Akeldama

After Judas betrayed Jesus, he repented and returned the thirty pieces of silver he had received for his betrayal to the chief priests and elders of the people (Matt.27:1). Judas throws the pieces of silver into the temple and ends his life (Matt.27:5). Because it is ‘a price of blood’ (Matt. 27:6), the leaders cannot put this ‘blood money’ in the offering box and they decide to buy a piece of land with it (Matt.27:6).

Matthew 27
7 And they took counsel, and bought the potter’s field therewith for a burial place for the strangers.
8 Therefore the field is called Bloodfield to this day.

twelve
Later, after the resurrection of Christ, the disciples come together to fill the gap left by Judas, so that there are again twelve disciples or apostles. They appoint two, and from the two, Matthias is chosen. This is described in Acts 1:21-26.
Before this story, we find a commentary by Peter on the events surrounding the death of Judas and the purchase of the piece of land.

Act 1
18 Now this man (=Judas, verse 16) acquires a piece of ground with the reward of unrighteousness, and when he falls down, he burst open in the middle, and all his bowels came out.
19 And it became known to all those who dwell in Jerusalem, so that that part of the ground is called in their own language Akeldama, that is, the Ground of Blood.

Judas = Judah
Judas is the Greek name for Judah and he is therefore a model for the Jewish people. Judas handed Jesus over to the Romans, as did the Jewish people as a whole. Judas hanged himself, died by strangulation (Matt. 27:5) and took his own breath, a representation of how the spirit of the Jewish people was taken away.

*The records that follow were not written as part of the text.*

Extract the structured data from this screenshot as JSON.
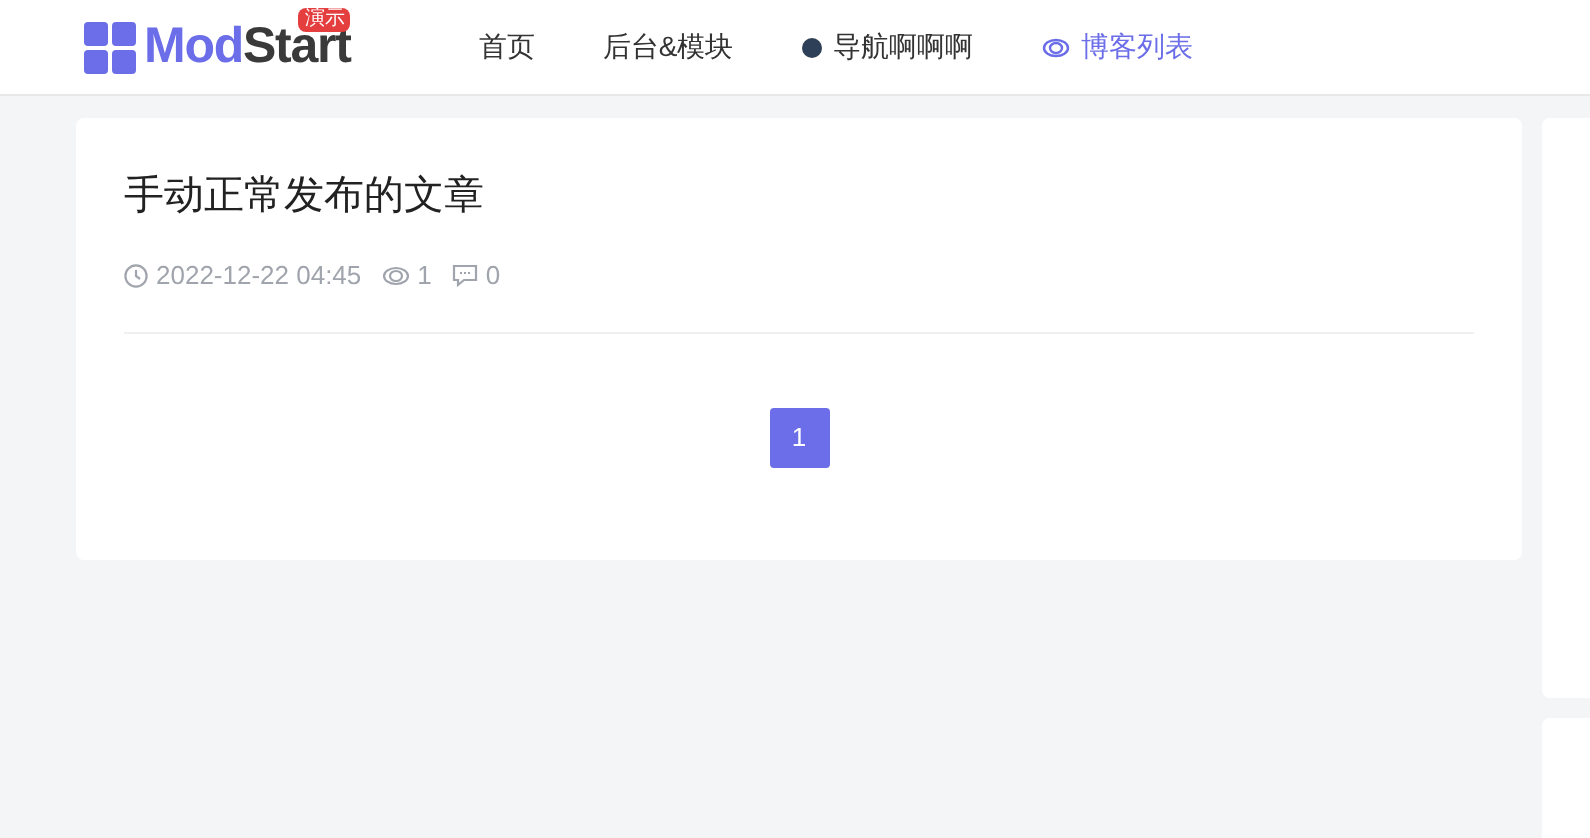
{
  "header": {
    "logo": {
      "text_1": "Mod",
      "text_2": "Start",
      "badge": "演示"
    },
    "nav": [
      {
        "label": "首页",
        "kind": "plain",
        "selected": false
      },
      {
        "label": "后台&模块",
        "kind": "plain",
        "selected": false
      },
      {
        "label": "导航啊啊啊",
        "kind": "dot",
        "selected": false
      },
      {
        "label": "博客列表",
        "kind": "eye",
        "selected": true
      }
    ]
  },
  "article": {
    "title": "手动正常发布的文章",
    "date": "2022-12-22 04:45",
    "views": "1",
    "comments": "0"
  },
  "pagination": [
    {
      "label": "1",
      "selected": true
    }
  ]
}
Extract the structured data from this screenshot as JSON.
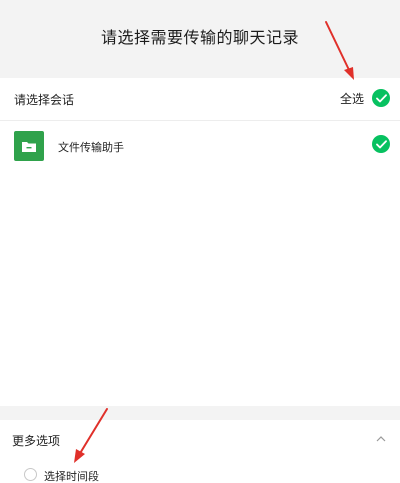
{
  "header": {
    "title": "请选择需要传输的聊天记录"
  },
  "session_section": {
    "label": "请选择会话",
    "select_all_label": "全选",
    "select_all_checked": true
  },
  "chats": [
    {
      "name": "文件传输助手",
      "checked": true,
      "avatar_icon": "folder-icon"
    }
  ],
  "more_options": {
    "label": "更多选项",
    "expanded": true,
    "options": [
      {
        "label": "选择时间段",
        "selected": false
      }
    ]
  },
  "colors": {
    "accent_green": "#07c160",
    "avatar_green": "#2fa24b",
    "annotation_red": "#e0302a",
    "header_bg": "#f3f3f3"
  }
}
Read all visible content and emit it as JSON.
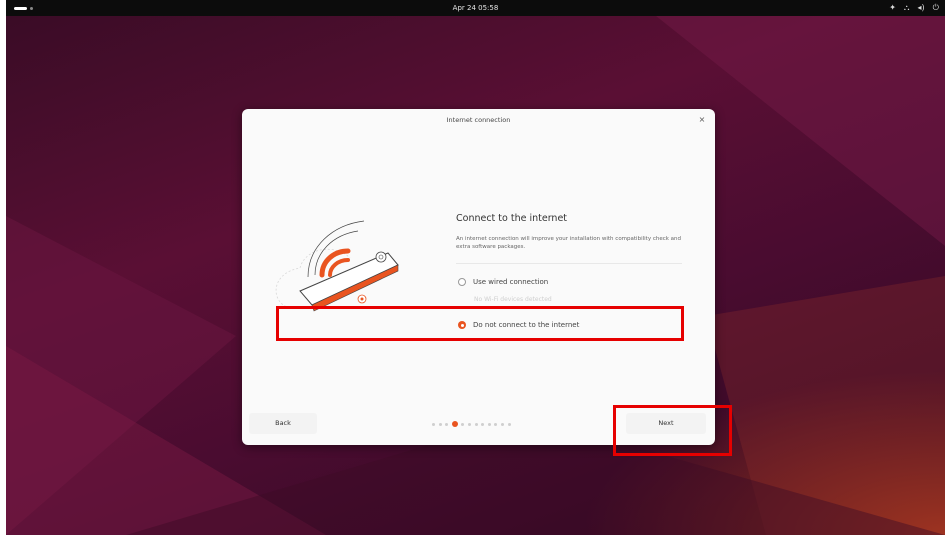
{
  "topbar": {
    "clock": "Apr 24  05:58",
    "tray_icons": [
      "accessibility-icon",
      "network-icon",
      "volume-icon",
      "power-icon"
    ]
  },
  "dialog": {
    "title": "Internet connection",
    "close_label": "×",
    "heading": "Connect to the internet",
    "description": "An internet connection will improve your installation with compatibility check and extra software packages.",
    "options": [
      {
        "label": "Use wired connection",
        "selected": false
      },
      {
        "label": "Do not connect to the internet",
        "selected": true
      }
    ],
    "wifi_note": "No Wi-Fi devices detected",
    "back_label": "Back",
    "next_label": "Next",
    "pager": {
      "total": 12,
      "current": 4
    }
  },
  "colors": {
    "accent": "#e95420",
    "annotation": "#e60000"
  }
}
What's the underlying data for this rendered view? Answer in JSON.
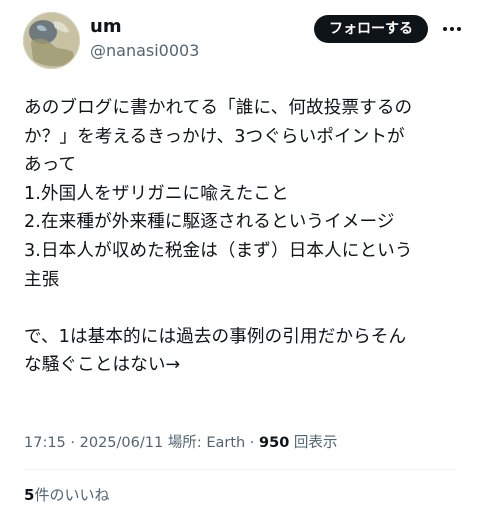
{
  "user": {
    "display_name": "um",
    "handle": "@nanasi0003",
    "follow_label": "フォローする"
  },
  "icons": {
    "avatar": "globe-avatar",
    "more": "more-horizontal-icon"
  },
  "tweet": {
    "lines": [
      "あのブログに書かれてる「誰に、何故投票するの",
      "か？」を考えるきっかけ、3つぐらいポイントが",
      "あって",
      "1.外国人をザリガニに喩えたこと",
      "2.在来種が外来種に駆逐されるというイメージ",
      "3.日本人が収めた税金は（まず）日本人にという",
      "主張",
      "",
      "で、1は基本的には過去の事例の引用だからそん",
      "な騒ぐことはない→"
    ]
  },
  "meta": {
    "time": "17:15",
    "sep1": " · ",
    "date": "2025/06/11",
    "location_label": "場所: ",
    "location": "Earth",
    "sep2": " · ",
    "views_count": "950",
    "views_label": "回表示"
  },
  "engagement": {
    "likes_count": "5",
    "likes_label": "件のいいね"
  },
  "colors": {
    "text": "#0f1419",
    "secondary": "#536471",
    "button_bg": "#0f1419",
    "button_text": "#ffffff",
    "divider": "#eff3f4"
  }
}
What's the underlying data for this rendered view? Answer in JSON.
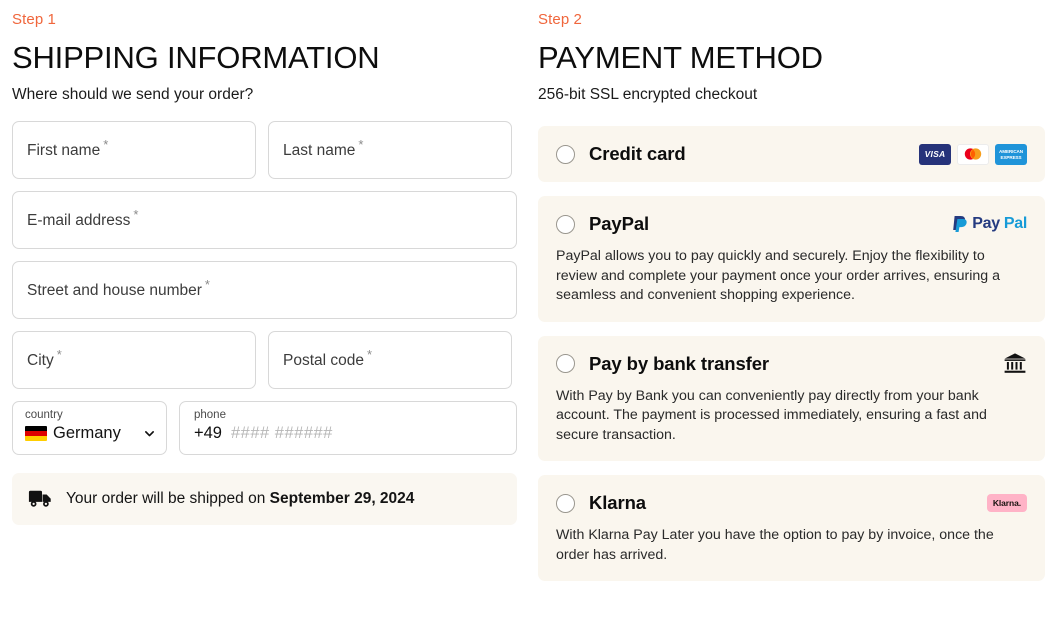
{
  "shipping": {
    "step_label": "Step 1",
    "title": "SHIPPING INFORMATION",
    "subtitle": "Where should we send your order?",
    "required_marker": "*",
    "fields": [
      {
        "label": "First name",
        "value": "",
        "required": true
      },
      {
        "label": "Last name",
        "value": "",
        "required": true
      },
      {
        "label": "E-mail address",
        "value": "",
        "required": true
      },
      {
        "label": "Street and house number",
        "value": "",
        "required": true
      },
      {
        "label": "City",
        "value": "",
        "required": true
      },
      {
        "label": "Postal code",
        "value": "",
        "required": true
      }
    ],
    "country": {
      "label": "country",
      "value": "Germany",
      "flag": "flag-de-icon",
      "chevron": "chevron-down-icon"
    },
    "phone": {
      "label": "phone",
      "prefix": "+49",
      "placeholder": "#### ######"
    },
    "notice": {
      "icon": "delivery-truck-icon",
      "text": "Your order will be shipped on ",
      "date": "September 29, 2024",
      "background": "#faf7f1"
    }
  },
  "payment": {
    "step_label": "Step 2",
    "title": "PAYMENT METHOD",
    "subtitle": "256-bit SSL encrypted checkout",
    "selected": null,
    "methods": [
      {
        "name": "Credit card",
        "description": "",
        "logos": [
          "visa-logo",
          "mastercard-logo",
          "amex-logo"
        ],
        "visa_text": "VISA",
        "amex_line1": "AMERICAN",
        "amex_line2": "EXPRESS"
      },
      {
        "name": "PayPal",
        "description": "PayPal allows you to pay quickly and securely. Enjoy the flexibility to review and complete your payment once your order arrives, ensuring a seamless and convenient shopping experience.",
        "logos": [
          "paypal-logo"
        ],
        "paypal_word_1": "Pay",
        "paypal_word_2": "Pal"
      },
      {
        "name": "Pay by bank transfer",
        "description": "With Pay by Bank you can conveniently pay directly from your bank account. The payment is processed immediately, ensuring a fast and secure transaction.",
        "logos": [
          "bank-icon"
        ]
      },
      {
        "name": "Klarna",
        "description": "With Klarna Pay Later you have the option to pay by invoice, once the order has arrived.",
        "logos": [
          "klarna-logo"
        ],
        "klarna_text": "Klarna."
      }
    ]
  },
  "colors": {
    "accent_step": "#f0663c",
    "card_background": "#faf6ee",
    "notice_background": "#faf7f1",
    "klarna_pink": "#ffb3c7",
    "paypal_dark": "#253b80",
    "paypal_light": "#179bd7",
    "visa_navy": "#26337a",
    "amex_blue": "#1f94d9"
  }
}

Apparently Judas then fell down, for we read in Acts that he fell forward and burst open, so that his bowels were poured out (Acts 1:18).
This is a depiction of the collapse of the Jewish state and the scattering of the people after they rejected the Messiah. In 70 AD, Jerusalem and the temple were destroyed and razed to the ground. Then the Jewish diaspora arose, the Jewish people were scattered among the nations and no longer had their own country.

blood field
The plot of land that was purchased with the thirty pieces of silver is a representation of this Jewish state. In the sequel in Acts 1, Peter quotes Psalm 69, from which Paul also quotes in Rom.11:9-10, when he declares that Israel has stumbled and because of their transgression salvation went to the nations (Rom. 11:11).

Acts 1
20 For it is written in the book of Psalms, Let his place be desolate, and let there be no one to dwell therein; and, Let another take his charge.

his place
Literally, his place here is about the plot of land that was purchased from Judas’ wages for handing Jesus over, but typologically it speaks of the Jewish land. The place is the Jewish state, which would become desolate and in which no one would live for a long time. Jesus also speaks similar words when He announces judgment on the Jewish people: “Behold, your house is left desolate” (Matt. 23:38).

overseership
Then it says: let another take his overseership. After these words we find the description of the selection of two men, from which Matthias is chosen. He receives the position of Judas. But there is also a deeper layer to this, because the ‘overseership’ of the Jewish people was taken from them and ended up with another people (Rom. 10:19): the ecclesia, the body of Christ.

strangers
With the thirty pieces of silver the potter’s field was bought as a burial place for the strangers: a field of blood. The blood speaks of the blood of the cross (Col.1:20), of Him who died, but now is the Risen and lives!

The potter is God (Jer.18:6; Rom.9:20, 21). The field is a field of the dead and an image of Israel standing aside and dead in the grave (Eze.37:11-12). But because of the ransom Christ paid, it is also a cemetery for strangers. Non-Jews now participate in Christ, because the ransom has been paid (1 Tim.2:6)

Romans 6
3 Or are you ignorant that all who are baptized into Christ Jesus are baptized into his death?
4 Therefore we were buried together with Him by baptism into death, that just as Christ was raised from the dead by the glory of the Father, so we also might walk in newness of life.